Along came Geshe Tönpa, saw him reading and said, “Reading the scriptures is very, very good, but even better is practising true Dharma.” Once more the man was confused. He thought and thought and finally decided he should practise meditation, that must be true Dharma. So he sat down in meditation posture and began meditating.
Geshe Tönpa arrived and saw him. “What are you doing?”
“I’m practising true Dharma,” the man replied confidently.
To which Geshe Tönpa said, “Meditation is good, but even better is to do true Dharma practice.”
“So, what is this true Dharma?” the man asked in frustration.”Circumambulating isn’t Dharma. Reading scriptures isn’t Dharma. Meditation isn’t Dharma.”
Geshe Tönpa said, “True Dharma is renouncing this life, and putting it out of your mind.”
You have to have both revulsion and diligence, His Holiness explained. If you do not give up on this life, whatever you do becomes a worldly concern.
There are two stories about Geshe Potawa, Geshe Tönga’s main disciple. He would teach two sessions of the Dharma, in the morning and in the evening. After his evening teaching he would say to his students, “If we do not die tonight we will continue the Dharma teachings tomorrow, but we don’t know what will happen tonight.” Geshe Potawa was so aware of the urgency of Dharma practice that he refused to repair a crooked pillar in his house. “There’s no need to change the pillar. Who knows whether we might die before we finish repairing it,” he said.
If we want to die without regret, the Dharma has to be practised today, right now, the Karmapa urged those listening. Kharak Gomchung realised this. He had no time to make tea because he was aware that he could die at any time.
These great masters had realised impermanence, and we need to follow their example, but, instead, we foolishly prioritise the wrong things. Counting them off on his fingers, the Karmapa enumerated our mistaken perceptions of what is important. We have clothes to wear but that is not enough, we want the best clothes. We have food to eat, but that is not enough, we want the most delicious food. We have water to drink or juice or whatever, but that alone is not enough. In Tibet we drink tea, he said, but ordinary tea isn’t enough, we need to have the oldest, most matured tea! Such thoughts indicate that we have not realised impermanence in our beings.
The Kadampa suggest we think of each day as an entire life. When we get up it is like being born from our mother’s womb. When we wash our face we think that we are being washed after birth. When we take breakfast, we think we are drinking milk at our mother’s breast, and so we continue through the day. We do our studies and our practice, then in the evening when we go to bed, we think that we are about to die. Thus we view a single day as an entire life. If we practice like that, day by day, not wasting one day, we will not waste our lives. We must not waste a single instant. This precious human life, this precious human body, demands that we have a great aim, and accomplish great things. If we postpone things, they may never happen.

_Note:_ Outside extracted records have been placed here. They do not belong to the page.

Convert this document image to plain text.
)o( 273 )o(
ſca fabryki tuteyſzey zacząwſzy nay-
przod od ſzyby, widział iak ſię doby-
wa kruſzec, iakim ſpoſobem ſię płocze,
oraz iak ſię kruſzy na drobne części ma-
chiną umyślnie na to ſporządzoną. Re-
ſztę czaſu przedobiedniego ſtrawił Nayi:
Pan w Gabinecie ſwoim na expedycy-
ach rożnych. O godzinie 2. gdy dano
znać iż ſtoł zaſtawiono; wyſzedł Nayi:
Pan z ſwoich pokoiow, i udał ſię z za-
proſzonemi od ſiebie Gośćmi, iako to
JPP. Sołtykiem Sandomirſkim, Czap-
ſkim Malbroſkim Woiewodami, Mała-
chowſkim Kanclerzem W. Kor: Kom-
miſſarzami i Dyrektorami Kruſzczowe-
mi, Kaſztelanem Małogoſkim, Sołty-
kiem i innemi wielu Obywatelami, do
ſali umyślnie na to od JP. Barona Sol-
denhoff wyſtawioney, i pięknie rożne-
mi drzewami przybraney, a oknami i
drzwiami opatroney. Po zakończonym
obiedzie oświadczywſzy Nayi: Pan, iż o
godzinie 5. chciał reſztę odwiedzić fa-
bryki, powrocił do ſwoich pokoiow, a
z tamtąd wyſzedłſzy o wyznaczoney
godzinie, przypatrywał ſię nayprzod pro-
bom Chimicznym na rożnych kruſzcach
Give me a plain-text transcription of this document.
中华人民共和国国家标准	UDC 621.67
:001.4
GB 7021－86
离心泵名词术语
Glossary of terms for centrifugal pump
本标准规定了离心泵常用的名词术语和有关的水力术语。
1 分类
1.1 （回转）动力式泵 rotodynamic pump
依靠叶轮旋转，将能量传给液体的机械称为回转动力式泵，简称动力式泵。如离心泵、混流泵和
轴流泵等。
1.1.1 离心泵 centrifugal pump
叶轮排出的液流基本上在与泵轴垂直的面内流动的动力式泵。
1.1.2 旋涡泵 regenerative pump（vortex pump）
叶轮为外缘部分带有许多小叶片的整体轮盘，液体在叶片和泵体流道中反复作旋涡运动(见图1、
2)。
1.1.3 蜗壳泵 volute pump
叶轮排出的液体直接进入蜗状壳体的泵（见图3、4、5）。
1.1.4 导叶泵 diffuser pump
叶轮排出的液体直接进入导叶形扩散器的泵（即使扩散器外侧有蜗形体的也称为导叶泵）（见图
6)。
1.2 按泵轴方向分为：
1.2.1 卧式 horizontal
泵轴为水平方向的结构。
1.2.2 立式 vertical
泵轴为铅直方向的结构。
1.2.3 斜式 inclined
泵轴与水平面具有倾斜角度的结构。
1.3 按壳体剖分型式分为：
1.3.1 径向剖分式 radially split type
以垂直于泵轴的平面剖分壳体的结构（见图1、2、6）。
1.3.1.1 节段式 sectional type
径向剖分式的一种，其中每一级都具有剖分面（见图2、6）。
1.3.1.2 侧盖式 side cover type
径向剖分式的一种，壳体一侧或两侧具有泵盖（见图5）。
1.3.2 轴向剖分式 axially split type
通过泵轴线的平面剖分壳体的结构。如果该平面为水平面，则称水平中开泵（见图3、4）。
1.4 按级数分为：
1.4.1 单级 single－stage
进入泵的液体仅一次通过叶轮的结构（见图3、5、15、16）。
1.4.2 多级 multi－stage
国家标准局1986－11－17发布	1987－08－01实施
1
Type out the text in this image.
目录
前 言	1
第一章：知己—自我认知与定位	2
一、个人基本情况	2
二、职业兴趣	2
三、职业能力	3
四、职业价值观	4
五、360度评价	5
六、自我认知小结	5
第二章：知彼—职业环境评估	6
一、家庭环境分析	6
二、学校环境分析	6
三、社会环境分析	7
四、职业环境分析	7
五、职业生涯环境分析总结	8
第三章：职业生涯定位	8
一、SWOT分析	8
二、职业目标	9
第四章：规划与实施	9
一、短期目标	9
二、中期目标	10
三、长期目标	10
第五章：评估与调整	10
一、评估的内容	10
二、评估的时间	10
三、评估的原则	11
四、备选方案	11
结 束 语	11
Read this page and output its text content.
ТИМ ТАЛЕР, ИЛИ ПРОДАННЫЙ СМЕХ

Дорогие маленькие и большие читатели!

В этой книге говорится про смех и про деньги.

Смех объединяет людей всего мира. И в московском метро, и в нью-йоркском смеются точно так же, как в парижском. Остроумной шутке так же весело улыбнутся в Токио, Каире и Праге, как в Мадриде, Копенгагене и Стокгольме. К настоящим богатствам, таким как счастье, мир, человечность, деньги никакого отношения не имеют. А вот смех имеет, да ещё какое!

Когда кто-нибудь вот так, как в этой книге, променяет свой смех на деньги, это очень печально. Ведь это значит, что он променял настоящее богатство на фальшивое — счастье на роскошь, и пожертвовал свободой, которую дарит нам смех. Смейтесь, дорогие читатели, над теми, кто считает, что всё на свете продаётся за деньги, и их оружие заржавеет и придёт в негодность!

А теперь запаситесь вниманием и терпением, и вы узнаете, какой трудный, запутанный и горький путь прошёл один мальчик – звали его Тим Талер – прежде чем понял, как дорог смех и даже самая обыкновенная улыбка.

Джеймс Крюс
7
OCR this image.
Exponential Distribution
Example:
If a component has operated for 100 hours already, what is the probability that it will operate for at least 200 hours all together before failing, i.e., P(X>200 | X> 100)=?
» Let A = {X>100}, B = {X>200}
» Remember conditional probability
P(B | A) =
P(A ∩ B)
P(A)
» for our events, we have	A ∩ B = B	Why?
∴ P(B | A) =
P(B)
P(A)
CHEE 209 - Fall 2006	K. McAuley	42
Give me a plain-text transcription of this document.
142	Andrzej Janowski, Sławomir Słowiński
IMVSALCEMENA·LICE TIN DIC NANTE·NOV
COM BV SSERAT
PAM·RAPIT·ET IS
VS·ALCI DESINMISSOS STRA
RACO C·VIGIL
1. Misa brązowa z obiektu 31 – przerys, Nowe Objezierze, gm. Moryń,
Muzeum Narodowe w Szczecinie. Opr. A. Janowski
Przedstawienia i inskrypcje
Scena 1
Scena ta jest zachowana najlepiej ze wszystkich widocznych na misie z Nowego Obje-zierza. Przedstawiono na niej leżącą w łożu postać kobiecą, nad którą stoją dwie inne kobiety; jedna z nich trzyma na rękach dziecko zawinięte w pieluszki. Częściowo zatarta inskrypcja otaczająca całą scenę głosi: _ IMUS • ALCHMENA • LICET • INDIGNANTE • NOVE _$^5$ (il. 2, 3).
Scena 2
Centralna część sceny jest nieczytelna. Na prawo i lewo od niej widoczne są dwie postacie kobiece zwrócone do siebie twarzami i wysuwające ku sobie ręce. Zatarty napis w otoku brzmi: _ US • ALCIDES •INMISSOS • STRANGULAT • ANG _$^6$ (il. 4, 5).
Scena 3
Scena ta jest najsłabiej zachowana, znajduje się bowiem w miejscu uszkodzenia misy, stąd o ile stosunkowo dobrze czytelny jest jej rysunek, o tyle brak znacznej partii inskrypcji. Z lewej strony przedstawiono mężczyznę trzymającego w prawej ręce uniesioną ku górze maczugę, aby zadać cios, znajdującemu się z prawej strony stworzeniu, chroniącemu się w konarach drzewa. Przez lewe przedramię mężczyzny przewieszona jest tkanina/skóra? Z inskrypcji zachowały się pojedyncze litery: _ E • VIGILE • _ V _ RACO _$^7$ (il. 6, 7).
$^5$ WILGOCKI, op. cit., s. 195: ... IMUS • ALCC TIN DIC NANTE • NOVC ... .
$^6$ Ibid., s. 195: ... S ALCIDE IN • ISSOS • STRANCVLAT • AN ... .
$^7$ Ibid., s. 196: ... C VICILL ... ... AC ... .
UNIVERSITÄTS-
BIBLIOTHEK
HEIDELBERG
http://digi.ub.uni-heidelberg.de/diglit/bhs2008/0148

Collected Topics and Details of the Debate on 12 December, 2014
His Holiness explained the meaning of the term Collected Topics [it collects the meaning of all the words of the Buddhas and scholars], and gave a short history of Collected Topics and its importance in the monastic curriculum.
Last year, there was a short forty-minute debate and discussion on whether the shentong view was a true view or not. This year, on 12th December, there will be a Western style debate on two topics. The first is whether the shentong view is a true view or not. The second topic will be on which is more important, scripture or practice. There will be a group supporting and a group opposing. As this is Western style, someone will have to take the opposing side, His Holiness explained.
There will be a secret prize for the winners.
Clarifying the difference in style between Tibetan debate and Western debate, His Holiness reassured the monks that if the opponent of the ‘shentong view is a true view’ were to win, it did not mean that the shentong view is a false view. It would just mean that the debater was the best debater!